One Senior’s Share
I’m a senior citizen and I love it! I let my hair go white; not realizing that doing so has its perks! Doors get held open for me, seats in waiting rooms are relinquished, and I get discounts on my movie tickets, restaurant meals, services at beauty salons, goods in stores.
I am fortunate to enjoy good health, and have a great quality of life. I live simply. My home is small, and possessions few. I like it that way, because I am more interested in experiences than things. I have loving family and friends.
Mostly, what gives me great peace is something I did recently that I’ve known for a long time needed to be done.
I share with you what happened:
I was in my forties and fifties, and made my living as a door-to-door sales person. For twenty-five years, I prospected door-to-door as a Realtor, looking for people in need of my services. After my career in real estate, I pursued my passion as an artist. I prospected galleries door-to-door and got my art exhibited and sold. I knocked on doors in the very same neighborhoods I frequented as a Realtor, and not only promoted my art, but also sold my art note cards door-to-door. I made a good living this way ten years.
During my 35 year period of meeting people at their front door, every once in awhile I’d meet someone in their fifties or sixties who seemed overwhelmed, sad, and angry all at the same time.
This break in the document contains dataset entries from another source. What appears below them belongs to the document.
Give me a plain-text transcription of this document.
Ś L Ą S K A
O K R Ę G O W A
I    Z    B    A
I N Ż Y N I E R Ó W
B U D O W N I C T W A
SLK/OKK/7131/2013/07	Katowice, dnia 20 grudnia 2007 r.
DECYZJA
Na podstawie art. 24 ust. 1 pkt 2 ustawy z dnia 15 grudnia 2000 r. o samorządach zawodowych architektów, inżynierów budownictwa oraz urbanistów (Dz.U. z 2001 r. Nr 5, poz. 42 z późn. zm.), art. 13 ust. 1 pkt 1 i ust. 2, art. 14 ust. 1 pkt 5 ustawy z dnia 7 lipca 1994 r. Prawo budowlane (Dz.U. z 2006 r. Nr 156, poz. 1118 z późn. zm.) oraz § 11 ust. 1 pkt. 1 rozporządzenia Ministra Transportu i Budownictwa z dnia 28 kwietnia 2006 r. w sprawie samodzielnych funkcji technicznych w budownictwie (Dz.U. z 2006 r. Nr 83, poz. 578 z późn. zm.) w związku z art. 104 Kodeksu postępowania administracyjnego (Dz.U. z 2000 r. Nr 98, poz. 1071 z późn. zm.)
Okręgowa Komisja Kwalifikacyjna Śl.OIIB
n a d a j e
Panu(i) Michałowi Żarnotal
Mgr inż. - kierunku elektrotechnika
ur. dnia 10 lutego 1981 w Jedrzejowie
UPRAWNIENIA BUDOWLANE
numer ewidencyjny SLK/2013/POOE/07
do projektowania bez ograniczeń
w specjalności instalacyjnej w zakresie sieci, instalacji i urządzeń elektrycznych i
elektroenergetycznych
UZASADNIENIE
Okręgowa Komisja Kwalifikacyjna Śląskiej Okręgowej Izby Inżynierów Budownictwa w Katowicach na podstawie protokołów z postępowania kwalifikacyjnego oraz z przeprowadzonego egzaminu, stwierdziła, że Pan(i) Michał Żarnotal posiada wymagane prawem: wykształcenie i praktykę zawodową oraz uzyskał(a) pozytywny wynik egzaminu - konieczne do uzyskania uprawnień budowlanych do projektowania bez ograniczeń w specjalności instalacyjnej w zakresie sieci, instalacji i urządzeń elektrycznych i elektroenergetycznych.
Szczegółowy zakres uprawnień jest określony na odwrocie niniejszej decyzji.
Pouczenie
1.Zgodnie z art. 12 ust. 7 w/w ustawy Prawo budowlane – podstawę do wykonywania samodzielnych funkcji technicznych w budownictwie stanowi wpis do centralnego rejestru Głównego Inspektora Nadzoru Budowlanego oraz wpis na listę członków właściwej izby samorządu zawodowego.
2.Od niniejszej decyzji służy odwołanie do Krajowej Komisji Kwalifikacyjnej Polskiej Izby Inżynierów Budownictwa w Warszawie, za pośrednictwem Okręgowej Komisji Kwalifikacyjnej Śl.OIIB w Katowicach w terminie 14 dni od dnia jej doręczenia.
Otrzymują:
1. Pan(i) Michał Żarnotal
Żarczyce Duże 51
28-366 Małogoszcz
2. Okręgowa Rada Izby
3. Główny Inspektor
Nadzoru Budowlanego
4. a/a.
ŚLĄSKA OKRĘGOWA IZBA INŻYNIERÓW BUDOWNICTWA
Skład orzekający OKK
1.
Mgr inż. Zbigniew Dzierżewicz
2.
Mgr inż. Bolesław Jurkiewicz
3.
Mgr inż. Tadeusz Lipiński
They looked rung out emotionally and like they needed someone to. They would invite me in.
What I saw in the house, was abundance. I was taken on a tour.
There was a grand measure of everything; beautiful furniture, fine art, heirloom china, crystal, silverware in velvet cases, statues, books, jewelry, and treasures galore. Then after a bit of conversation, I’d be taken on a tour through the home. Every room had a lot of stuff in it. Many times it was a lot of clutter. Sometimes it almost bordered on hoarding.
Then I’d be informed that this was not their home. It belonged to their parents who recently deceased, or were incapacitated and living in a place where they could get the care and supervision they needed. They were charged, involuntarily, with the responsibility of getting rid of everything. Some of the people I met had been at this horrendous chore for over a year.
I ran into situations like this at least once or twice a year. Over the years I vowed I would live so my possessions would be organized enough that within a few weeks everything I owned could be relocated. I am a senior with four adult children. I was in my early twenties when I had my kid. As I said, I’m in excellent health, plus I have a passion for living. Chances are my offspring will be in their 70’s when I pass. That’s too old for them to have to deal with an estate.
My earthly possessions down to a minimum. More importantly, my will is up to date, my finances are in order, I have no debt, and all files and papers are organized. I doubt it would take even a week to get rid of everything. My conscience is clean. I want my children to remember me for lots of things, but most importantly that I was considerate enough to not leave a burden for them to deal with.
Also, until now I didn’t realize that besides a clear conscience, I have the additional benefit of protecting my privacy!
I have seen articles in the news and blogs about this subject. Evidently, it’s not an uncommon occurrence. I think I know why:
- For one thing, emotionally, it’s uncomfortable to accept your mortality. None of us wants to die. It’s hard to come to grips with it. Getting rid of stuff so your relatives don’t have to is sobering.
- Second, if people are not in good health, they may not be able to organize their stuff and affairs. Some people are wise enough to reaIize that possibility. They therefore plan well. Years before they get old, they have annual “heir” meetings with their kids. Everyone decides on what they want, which are given to them before their parents’ demise. Or, it is labeled so it can still be used by the current owners, and then given to named heir.
- Third, the mass of stuff, along with the reality of mortality, can be so overwhelming, they are just not able to deal with it. Or, they may not be mentally clear enough. Then, relatives and professionals can help.
I have a friend whose husband died a couple of years ago and left her with a huge house full of antiques, art, silver, and a fortune in collections. She’s 72, and wants more than anything to buy an RV and travel. She feels trapped. She is wasting the precious years of her life procrastinating. Perhaps she hasn’t come to grips yet with her loss. However, professionals estate managers can be hired to manage the disposal of an entire estate like hers. They have appraisers come in, and expedite the sales of everything quickly and efficiently. She could get a nice fat check and be on her way.
The most precious resource any of us have is time. We can never recoup time.
Choose carefully, dear reader. No matter what your age, keep your things organized so that those who come after you don’t have their most precious resource, time used on a responsibility they don’t deserve. Even if they inherit millions from you, you can’t give them back the time they would have to spend to take ownership of the inheritance.